The Royal Mint manufactures between three million and four million coins a day, so you can see why sometimes things go wrong.
You can get imperfect coins verified by the Royal Mint, which will be able to let you know if your change is legitimate or not – you’d be surprised at how many fake coins are in circulation.
Getting the coin looked at can also reassure your buyer that they’re paying for the real deal – and it could push up the price too.
It’s not the only coin with a double-strike minting error on it that has been sold for hundreds of pounds recently.
The best way to find out if your error coin is genuine
RARE and valuable coins can go for a hefty sum – but how do you know if your coin is the result of a genuine minting error?
The best way to find out if you have an error coin is to send it to the Royal Mint museum, which will analyse it and see if it is a result of a genuine minting error or not.
It’ll normally take a couple of weeks to get the results back to you.
But remember, there’s a difference between a genuine error coin and one that is just imperfect, for example with a design that is not as clear as you’d expect.
And whatever you do, don’t be tempted to splash your cash without evidence from the Mint confirming that it’s a genuine error.
While in February last year, a mis-struck £1 coin which looked like a fried egg sold for £112.
If you notice your spare change looks different to what it’s supposed to, you might want to keep hold of it and check out how much it could be worth on eBay.
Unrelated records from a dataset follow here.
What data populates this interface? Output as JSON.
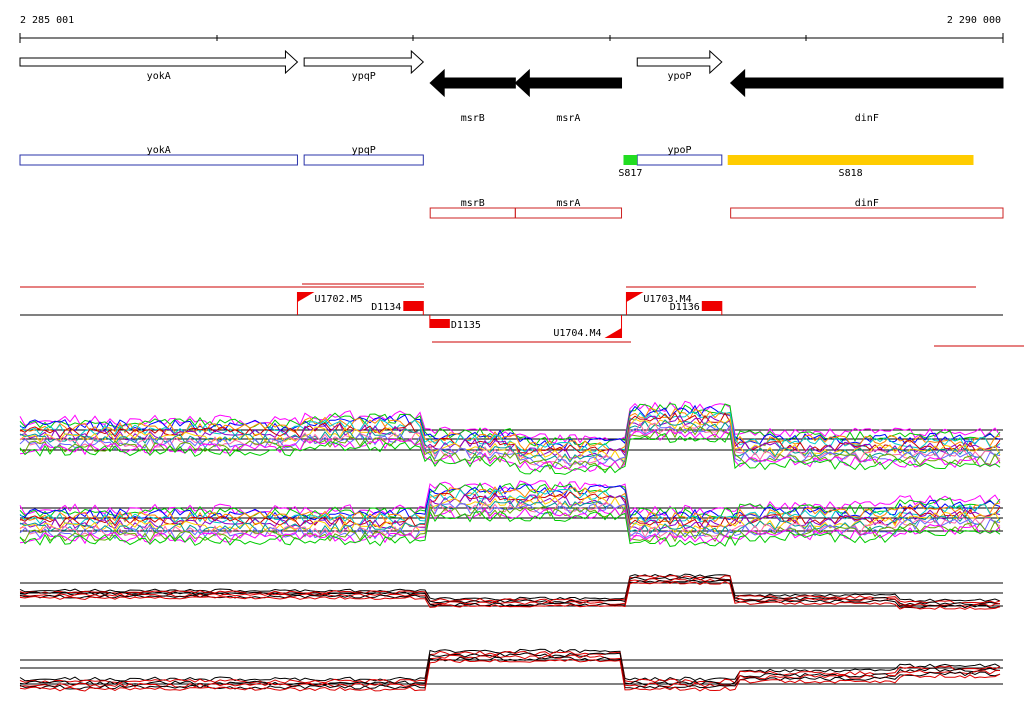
{
  "ruler": {
    "start_label": "2 285 001",
    "end_label": "2 290 000",
    "start": 2285001,
    "end": 2290000
  },
  "genes": [
    {
      "name": "yokA",
      "strand": "+",
      "start": 2285001,
      "end": 2286412
    },
    {
      "name": "ypqP",
      "strand": "+",
      "start": 2286446,
      "end": 2287052
    },
    {
      "name": "msrB",
      "strand": "-",
      "start": 2287087,
      "end": 2287520
    },
    {
      "name": "msrA",
      "strand": "-",
      "start": 2287520,
      "end": 2288060
    },
    {
      "name": "ypoP",
      "strand": "+",
      "start": 2288140,
      "end": 2288570
    },
    {
      "name": "dinF",
      "strand": "-",
      "start": 2288615,
      "end": 2290000
    }
  ],
  "transcripts": [
    {
      "name": "yokA",
      "start": 2285001,
      "end": 2286412,
      "color": "#2a33a8",
      "label": "yokA"
    },
    {
      "name": "ypqP",
      "start": 2286446,
      "end": 2287052,
      "color": "#2a33a8",
      "label": "ypqP"
    },
    {
      "name": "ypoP",
      "start": 2288140,
      "end": 2288570,
      "color": "#2a33a8",
      "label": "ypoP"
    },
    {
      "name": "msrB",
      "start": 2287087,
      "end": 2287520,
      "color": "#cc2222",
      "label": "msrB"
    },
    {
      "name": "msrA",
      "start": 2287520,
      "end": 2288060,
      "color": "#cc2222",
      "label": "msrA"
    },
    {
      "name": "dinF",
      "start": 2288615,
      "end": 2290000,
      "color": "#cc2222",
      "label": "dinF"
    }
  ],
  "segments": [
    {
      "name": "S817",
      "start": 2288070,
      "end": 2288140,
      "color": "#22dd22"
    },
    {
      "name": "S818",
      "start": 2288600,
      "end": 2289850,
      "color": "#ffcc00"
    }
  ],
  "upshifts": [
    {
      "name": "U1702.M5",
      "pos": 2286412,
      "strand": "+"
    },
    {
      "name": "U1703.M4",
      "pos": 2288085,
      "strand": "+"
    },
    {
      "name": "U1704.M4",
      "pos": 2288060,
      "strand": "-"
    }
  ],
  "downshifts": [
    {
      "name": "D1134",
      "pos": 2287052,
      "strand": "+"
    },
    {
      "name": "D1135",
      "pos": 2287187,
      "strand": "-"
    },
    {
      "name": "D1136",
      "pos": 2288570,
      "strand": "+"
    }
  ],
  "colors": {
    "gene_fill_minus": "#000000",
    "gene_fill_plus": "#ffffff",
    "transcript_plus": "#2a33a8",
    "transcript_minus": "#cc2222",
    "shift_marker": "#ee0000",
    "highlight_line": "#cc0000",
    "palette": [
      "#ff00ff",
      "#00cc00",
      "#0000ff",
      "#ff8800",
      "#00cccc",
      "#cc0000",
      "#8800cc",
      "#ffcc00",
      "#009999",
      "#ff66aa",
      "#6666ff",
      "#66aa00"
    ]
  }
}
You can also use an online tool called Coin Hunter, which gives you an estimated valuation of your coin based on the average of the most recent sales, as well as a range of how much you can expect it to fetch.
You can also check how much coins previously sold with the same or similar minting error have been sold for on eBay to give you an idea of pricing.
To do this, search the full name of the coin, select the “sold” listing and then toggle the search to “highest value”.
It will give you an idea of the amount of money that the coin could go for.